NORDEX rutscht durch
Und auch für den deutschen Anbieter NORDEX könnte es zunehmend rauer werden. Noch Anfang des Monats hatte die Aktie des Windturbinen-Herstellers kräftige Gewinne verbuchen können, weil man ein prall gefülltes Auftragsbuch dem Markt präsentieren konnte. Doch diese Steilvorlage war nach den Meldungen zum stockenden Ausbau an Land schnell Makulatur. Für NORDEX ist das gefährliches Pflaster. Zwar hat man in den vergangenen Quartalen viel dafür getan, sein Geschäft zu internationalisieren und auch im deutschen Offshore-Bereich einen Schwerpunkt zu legen.

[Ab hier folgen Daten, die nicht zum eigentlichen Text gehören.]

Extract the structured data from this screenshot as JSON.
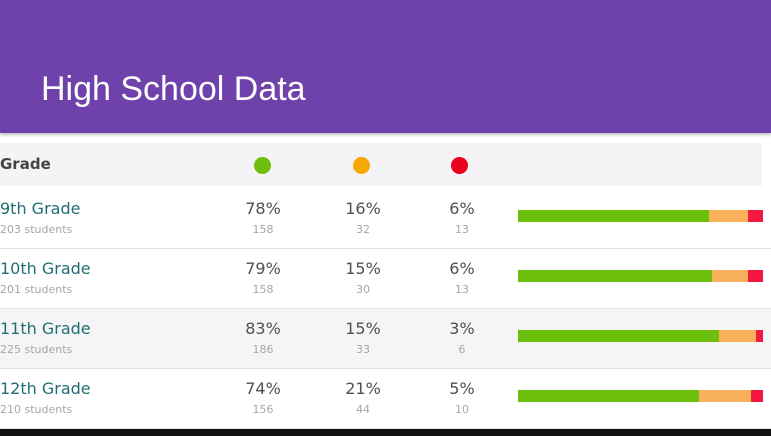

Dennoch sind solche Nachrichten kontraproduktiv. Hinzu kommt, dass NORDEX erst Mitte August seine nächsten Quartalszahlen vorlegt. Viel Zeit also, um auch über Negatives zu spekulieren.

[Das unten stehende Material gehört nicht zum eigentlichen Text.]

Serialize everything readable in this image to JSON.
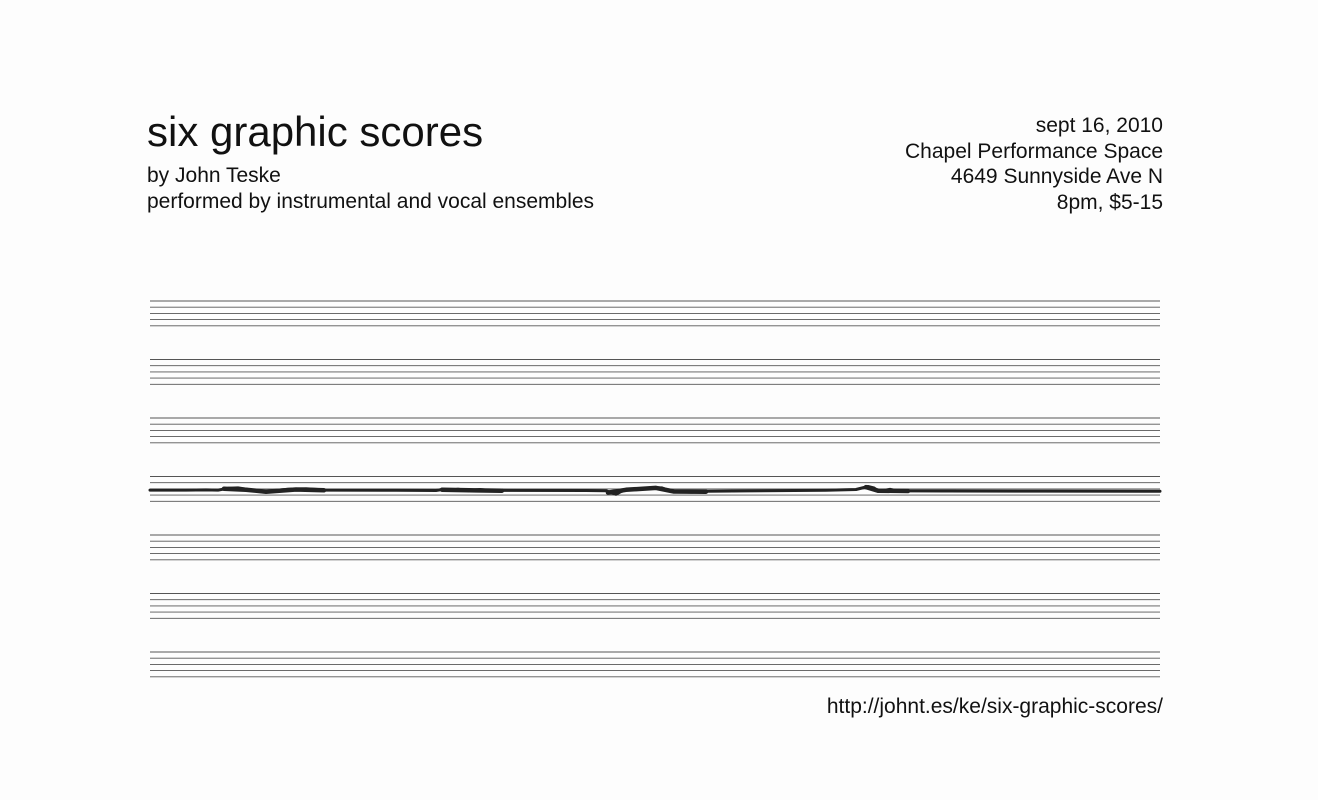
{
  "header": {
    "title": "six graphic scores",
    "byline": "by John Teske",
    "performers": "performed by instrumental and vocal ensembles"
  },
  "event": {
    "date": "sept 16, 2010",
    "venue": "Chapel Performance Space",
    "address": "4649 Sunnyside Ave N",
    "time_price": "8pm, $5-15"
  },
  "score": {
    "staff_count": 7,
    "lines_per_staff": 5,
    "marked_staff_index": 3,
    "line_color": "#555555",
    "mark_color": "#222222"
  },
  "footer": {
    "url": "http://johnt.es/ke/six-graphic-scores/"
  }
}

Das aktuelle Zwischenergebnis: Die Aktie hat nicht nur ihre Gewinne von Anfang Juli wieder einkassiert, sondern ist auch durch die Unterstützung von 12 Euro gefallen. Was das charttechnische Risiko akut werden lässt, dass es auch noch in den Bereich von 9,50 Euro gehen könnte.
Fazit
Es mag zwar insbesondere in Deutschland politisch gewollt sein, den Windanlagen-Ausbau weiter voranzutreiben. Doch an den neuen Realitäten kommt man auch hierzulande nicht vorbei. Und im internationalen Geschäft gibt es auch die eine oder andere Bremsspur mit entsprechend starkem Druck auf die Preise. Unter diesen Prämissen würden wir derzeit von Investments bei Windkraftanlagen-Bauern generell abraten. Wir werden entsprechend auch unsere aktuellen Dispositionen bereinigen. Das betrifft einerseits die Karteileiche SENVION, die wir als Totalverlust abschreiben müssen. Nachdem SIEMENS GAMESA ebenfalls kräftig unter Druck geriet, empfehlen wir auch hier den Verkauf mit einem kleinen Mini-Gewinn und bei NORDEX würden wir mindestens zu einer Halbierung der Position raten. Eine endgültige Entscheidung würden wir bis zum 14. August aufschieben, wenn die nächsten Quartalszahlen veröffentlicht werden.